After 10mins of work, an undercoat of Prussian blue, putting in some bones (darks) ... multiple layers to go on top in the days to come working at the speed that turps evaporates ... though i kind of like it how it is ... i love unfinished work, suspect many good paintings were ruined by ‘colouring in’ for too long beyond the initial concept and first fresh brush strokes
like Turner's unfinished landscapes http://www.tate.org.uk/servlet/ViewWork?workid=14839&roomid=3290. How contemporary they feel. No time to put in those clumsy little figures he had to insert in so many other finished landscapes just to lift their ranking from ‘mere’ landscape into ‘genre’ painting http://www.visual-arts-cork.com/history-of-art/hierarchy-of-genres.htm . I experienced something similar too with Michelangelo’s unfinished Prigioni. I entered the Galleria dell’Accademia in Florence and there, cock-sure, stood the extravert David, all-round footballer, party-animal, and regular guy.

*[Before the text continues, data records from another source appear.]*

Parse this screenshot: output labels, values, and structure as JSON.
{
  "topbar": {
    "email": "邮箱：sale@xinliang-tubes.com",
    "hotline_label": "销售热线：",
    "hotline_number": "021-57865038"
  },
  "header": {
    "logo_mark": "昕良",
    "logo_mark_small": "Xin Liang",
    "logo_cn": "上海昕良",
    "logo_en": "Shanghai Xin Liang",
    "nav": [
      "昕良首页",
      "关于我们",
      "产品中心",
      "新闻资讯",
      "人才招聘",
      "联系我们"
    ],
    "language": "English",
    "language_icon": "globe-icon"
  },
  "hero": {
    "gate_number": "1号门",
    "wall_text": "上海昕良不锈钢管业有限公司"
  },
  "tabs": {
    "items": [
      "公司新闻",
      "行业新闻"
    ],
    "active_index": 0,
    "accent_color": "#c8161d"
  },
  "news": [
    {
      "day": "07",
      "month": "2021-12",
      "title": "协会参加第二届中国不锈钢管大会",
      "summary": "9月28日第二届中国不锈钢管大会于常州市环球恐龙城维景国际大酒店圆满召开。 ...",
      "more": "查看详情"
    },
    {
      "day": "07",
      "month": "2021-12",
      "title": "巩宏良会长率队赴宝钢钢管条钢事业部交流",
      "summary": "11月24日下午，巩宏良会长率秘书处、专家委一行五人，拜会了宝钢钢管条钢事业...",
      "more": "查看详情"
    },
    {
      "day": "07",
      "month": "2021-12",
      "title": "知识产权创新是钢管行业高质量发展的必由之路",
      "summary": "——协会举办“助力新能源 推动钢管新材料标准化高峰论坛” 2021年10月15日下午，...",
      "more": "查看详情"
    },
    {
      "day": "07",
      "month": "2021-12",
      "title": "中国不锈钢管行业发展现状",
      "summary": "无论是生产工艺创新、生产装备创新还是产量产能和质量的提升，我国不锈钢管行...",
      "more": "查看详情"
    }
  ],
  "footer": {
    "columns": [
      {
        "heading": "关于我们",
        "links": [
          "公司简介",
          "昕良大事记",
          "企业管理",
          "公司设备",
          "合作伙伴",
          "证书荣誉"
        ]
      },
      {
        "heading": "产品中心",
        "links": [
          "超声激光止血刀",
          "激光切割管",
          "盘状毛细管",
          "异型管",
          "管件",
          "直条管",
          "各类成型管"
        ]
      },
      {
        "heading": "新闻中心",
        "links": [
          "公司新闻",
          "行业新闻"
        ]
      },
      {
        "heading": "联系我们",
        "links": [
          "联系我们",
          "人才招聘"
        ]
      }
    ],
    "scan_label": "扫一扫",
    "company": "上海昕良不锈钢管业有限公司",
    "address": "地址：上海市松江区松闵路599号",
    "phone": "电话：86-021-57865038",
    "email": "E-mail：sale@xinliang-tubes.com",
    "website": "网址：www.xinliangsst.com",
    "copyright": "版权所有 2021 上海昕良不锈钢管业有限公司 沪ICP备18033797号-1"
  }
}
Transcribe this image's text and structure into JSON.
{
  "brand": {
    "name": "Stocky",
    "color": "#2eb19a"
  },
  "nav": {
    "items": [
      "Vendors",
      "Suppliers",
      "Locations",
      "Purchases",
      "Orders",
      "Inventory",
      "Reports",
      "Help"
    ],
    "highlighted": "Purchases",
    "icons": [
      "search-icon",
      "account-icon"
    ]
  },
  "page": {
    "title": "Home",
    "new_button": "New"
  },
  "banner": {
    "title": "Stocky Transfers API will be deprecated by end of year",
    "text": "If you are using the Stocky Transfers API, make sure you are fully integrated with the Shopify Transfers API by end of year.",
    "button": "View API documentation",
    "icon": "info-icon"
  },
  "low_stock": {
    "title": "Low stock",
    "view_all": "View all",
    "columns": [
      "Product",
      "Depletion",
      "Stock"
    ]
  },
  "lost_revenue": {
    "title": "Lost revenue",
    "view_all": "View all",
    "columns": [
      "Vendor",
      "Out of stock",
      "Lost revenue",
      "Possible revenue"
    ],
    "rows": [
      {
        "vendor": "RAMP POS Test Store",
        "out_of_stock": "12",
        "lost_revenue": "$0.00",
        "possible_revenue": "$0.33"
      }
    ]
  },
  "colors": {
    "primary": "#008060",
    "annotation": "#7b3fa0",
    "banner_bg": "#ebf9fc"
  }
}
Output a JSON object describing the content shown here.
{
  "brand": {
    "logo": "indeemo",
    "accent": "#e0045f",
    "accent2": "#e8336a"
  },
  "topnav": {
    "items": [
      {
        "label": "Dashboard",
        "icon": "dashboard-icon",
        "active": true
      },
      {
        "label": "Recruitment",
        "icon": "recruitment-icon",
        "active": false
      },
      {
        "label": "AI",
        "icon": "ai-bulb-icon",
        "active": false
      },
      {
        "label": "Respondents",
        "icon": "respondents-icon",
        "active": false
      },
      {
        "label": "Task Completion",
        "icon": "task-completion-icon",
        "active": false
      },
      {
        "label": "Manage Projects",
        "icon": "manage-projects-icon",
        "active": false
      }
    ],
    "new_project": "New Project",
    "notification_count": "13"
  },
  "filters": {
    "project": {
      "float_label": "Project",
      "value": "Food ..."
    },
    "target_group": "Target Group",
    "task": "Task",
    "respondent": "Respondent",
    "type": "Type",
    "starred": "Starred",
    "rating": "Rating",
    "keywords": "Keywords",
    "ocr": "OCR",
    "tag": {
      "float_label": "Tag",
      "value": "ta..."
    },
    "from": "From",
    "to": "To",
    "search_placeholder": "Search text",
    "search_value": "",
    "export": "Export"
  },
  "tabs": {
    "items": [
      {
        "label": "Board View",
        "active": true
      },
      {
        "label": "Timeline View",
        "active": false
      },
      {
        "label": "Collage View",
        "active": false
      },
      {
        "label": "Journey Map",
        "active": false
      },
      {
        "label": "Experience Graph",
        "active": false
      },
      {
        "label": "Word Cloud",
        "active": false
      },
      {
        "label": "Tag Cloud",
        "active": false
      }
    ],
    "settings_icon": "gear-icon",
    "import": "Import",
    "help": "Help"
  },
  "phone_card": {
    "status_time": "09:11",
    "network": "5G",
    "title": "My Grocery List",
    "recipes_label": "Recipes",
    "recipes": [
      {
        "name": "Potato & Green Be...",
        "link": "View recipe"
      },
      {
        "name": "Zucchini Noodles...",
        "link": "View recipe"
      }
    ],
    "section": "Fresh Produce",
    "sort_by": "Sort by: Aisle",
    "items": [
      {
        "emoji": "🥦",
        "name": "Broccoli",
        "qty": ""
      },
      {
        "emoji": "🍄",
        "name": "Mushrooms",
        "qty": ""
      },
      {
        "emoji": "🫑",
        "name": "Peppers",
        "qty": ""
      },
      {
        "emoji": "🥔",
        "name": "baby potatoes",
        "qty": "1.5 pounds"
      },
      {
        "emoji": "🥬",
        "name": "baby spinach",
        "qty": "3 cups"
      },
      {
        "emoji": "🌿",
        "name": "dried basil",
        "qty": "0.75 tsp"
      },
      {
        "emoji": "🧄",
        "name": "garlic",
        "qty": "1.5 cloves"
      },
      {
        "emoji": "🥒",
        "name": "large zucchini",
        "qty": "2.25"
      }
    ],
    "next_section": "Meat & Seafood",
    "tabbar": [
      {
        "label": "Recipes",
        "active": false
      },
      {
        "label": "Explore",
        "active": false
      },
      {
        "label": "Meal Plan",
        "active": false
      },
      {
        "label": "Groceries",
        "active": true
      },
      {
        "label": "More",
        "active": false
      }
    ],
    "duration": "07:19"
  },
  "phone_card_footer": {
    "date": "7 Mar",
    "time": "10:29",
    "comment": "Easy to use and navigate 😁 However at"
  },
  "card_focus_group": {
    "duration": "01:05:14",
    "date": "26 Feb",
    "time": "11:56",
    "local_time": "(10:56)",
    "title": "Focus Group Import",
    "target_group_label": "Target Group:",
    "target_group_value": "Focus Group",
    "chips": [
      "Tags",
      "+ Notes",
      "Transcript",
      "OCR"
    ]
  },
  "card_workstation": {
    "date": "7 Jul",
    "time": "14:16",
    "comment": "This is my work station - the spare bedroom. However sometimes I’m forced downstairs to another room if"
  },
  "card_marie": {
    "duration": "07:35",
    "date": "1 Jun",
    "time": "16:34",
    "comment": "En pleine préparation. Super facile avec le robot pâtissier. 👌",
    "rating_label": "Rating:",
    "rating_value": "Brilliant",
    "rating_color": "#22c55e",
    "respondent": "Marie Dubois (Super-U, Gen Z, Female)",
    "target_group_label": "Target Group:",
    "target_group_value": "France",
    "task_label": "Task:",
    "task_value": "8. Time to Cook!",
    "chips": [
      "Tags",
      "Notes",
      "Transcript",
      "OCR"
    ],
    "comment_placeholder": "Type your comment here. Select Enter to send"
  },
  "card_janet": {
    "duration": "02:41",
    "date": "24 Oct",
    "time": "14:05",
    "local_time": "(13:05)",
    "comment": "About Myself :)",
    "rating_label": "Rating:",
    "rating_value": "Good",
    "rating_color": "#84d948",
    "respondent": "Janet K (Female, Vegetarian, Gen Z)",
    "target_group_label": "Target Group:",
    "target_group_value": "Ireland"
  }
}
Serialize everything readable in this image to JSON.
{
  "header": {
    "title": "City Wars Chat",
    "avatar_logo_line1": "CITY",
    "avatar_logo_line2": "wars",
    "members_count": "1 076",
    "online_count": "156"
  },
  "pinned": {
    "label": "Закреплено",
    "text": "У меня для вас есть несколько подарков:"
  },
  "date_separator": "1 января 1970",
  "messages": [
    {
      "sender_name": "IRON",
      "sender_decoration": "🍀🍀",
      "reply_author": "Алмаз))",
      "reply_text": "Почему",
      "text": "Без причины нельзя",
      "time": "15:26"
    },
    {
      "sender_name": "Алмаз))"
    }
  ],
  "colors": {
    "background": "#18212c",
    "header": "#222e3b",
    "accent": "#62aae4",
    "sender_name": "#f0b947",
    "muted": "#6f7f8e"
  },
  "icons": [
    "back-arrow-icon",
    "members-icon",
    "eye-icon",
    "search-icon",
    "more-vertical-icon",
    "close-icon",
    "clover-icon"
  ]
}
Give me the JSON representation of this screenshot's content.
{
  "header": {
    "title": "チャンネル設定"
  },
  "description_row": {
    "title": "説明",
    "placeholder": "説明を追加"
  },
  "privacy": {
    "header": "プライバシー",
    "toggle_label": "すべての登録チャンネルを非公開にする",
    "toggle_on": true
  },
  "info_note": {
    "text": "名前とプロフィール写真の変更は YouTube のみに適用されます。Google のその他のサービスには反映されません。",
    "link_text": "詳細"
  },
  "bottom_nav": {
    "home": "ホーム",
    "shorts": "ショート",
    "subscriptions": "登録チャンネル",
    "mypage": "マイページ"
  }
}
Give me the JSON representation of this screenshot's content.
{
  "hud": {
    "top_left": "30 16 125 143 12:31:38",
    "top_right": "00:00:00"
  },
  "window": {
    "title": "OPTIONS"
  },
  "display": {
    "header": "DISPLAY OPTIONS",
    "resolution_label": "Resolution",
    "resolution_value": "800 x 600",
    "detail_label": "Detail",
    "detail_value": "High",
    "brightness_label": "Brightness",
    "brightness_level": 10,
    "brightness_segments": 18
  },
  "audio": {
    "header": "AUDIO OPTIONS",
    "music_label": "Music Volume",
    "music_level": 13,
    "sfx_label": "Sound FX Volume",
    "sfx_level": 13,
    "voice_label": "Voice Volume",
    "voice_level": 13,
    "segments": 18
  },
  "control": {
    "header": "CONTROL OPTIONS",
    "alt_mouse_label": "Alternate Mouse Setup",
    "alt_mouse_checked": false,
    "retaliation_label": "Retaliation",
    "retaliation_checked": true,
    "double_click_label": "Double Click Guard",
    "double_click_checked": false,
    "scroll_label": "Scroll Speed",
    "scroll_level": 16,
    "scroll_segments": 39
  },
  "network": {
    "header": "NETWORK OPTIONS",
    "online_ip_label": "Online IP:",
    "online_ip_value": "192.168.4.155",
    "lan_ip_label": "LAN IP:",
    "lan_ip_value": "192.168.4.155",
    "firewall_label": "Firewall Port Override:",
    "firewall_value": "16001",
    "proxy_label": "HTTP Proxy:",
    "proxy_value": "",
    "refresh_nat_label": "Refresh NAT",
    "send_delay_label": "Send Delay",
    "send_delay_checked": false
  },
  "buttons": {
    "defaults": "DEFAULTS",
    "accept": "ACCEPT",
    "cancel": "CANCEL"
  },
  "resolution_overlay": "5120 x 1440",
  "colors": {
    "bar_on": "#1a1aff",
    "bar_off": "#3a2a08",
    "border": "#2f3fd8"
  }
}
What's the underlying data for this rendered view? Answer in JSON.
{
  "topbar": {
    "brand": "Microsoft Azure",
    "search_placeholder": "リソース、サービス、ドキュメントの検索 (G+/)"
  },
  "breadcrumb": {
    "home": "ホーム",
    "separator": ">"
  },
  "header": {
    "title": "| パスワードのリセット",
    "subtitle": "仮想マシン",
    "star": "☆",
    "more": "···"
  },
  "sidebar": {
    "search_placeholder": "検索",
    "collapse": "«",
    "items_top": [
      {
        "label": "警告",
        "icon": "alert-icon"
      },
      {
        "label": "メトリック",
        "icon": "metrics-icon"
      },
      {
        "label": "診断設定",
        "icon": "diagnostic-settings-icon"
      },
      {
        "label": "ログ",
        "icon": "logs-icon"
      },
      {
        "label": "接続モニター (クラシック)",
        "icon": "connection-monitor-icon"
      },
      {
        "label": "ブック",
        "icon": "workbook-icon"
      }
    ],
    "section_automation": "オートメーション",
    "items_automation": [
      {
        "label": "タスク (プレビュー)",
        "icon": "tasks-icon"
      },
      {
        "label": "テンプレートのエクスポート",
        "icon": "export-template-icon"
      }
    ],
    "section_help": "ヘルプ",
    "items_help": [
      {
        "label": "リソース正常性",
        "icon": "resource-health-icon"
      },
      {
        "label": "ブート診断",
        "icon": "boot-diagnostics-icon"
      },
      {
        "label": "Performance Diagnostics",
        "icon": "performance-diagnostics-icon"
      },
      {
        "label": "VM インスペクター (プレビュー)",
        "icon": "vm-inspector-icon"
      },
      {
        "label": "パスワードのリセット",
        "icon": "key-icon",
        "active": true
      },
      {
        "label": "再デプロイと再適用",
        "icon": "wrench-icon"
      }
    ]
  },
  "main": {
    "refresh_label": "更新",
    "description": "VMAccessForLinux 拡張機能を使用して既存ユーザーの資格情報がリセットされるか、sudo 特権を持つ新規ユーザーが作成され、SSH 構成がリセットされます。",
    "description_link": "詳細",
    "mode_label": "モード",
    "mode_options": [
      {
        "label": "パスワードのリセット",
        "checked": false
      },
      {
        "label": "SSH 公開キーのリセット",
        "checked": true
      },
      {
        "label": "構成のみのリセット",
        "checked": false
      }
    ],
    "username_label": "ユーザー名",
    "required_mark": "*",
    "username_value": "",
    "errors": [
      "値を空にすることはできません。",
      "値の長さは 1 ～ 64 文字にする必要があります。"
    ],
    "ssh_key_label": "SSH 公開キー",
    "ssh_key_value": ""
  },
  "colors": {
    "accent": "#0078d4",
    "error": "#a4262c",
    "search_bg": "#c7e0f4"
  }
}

What you see is what you get. But deliciously hidden in the dark corridors downstairs are the Prigioni – The Prisoners – figures emerging from the native rock, struggling to be free, unwanted, shoved in a corner, out of the David’s lime-light http://www.youtube.com/watch?v=pwHji5LhdLw . But how magnificent. Less is indeed more.
day 2 ... yesterday's initial excursion has dried off (not totally) and so i have started working into and over it. The first dabs were a nightmare. I was not in the zone. Paint had to be lifted off. Now the freshness was disturbed. Starting to create mud. More lifting off. Fresh paint on. Despair. Hope. More despair. Now just exhausted and the paint is really irritate with me for messing it about so much. It’s out there on the studio, sulking. I'm in here, fretting.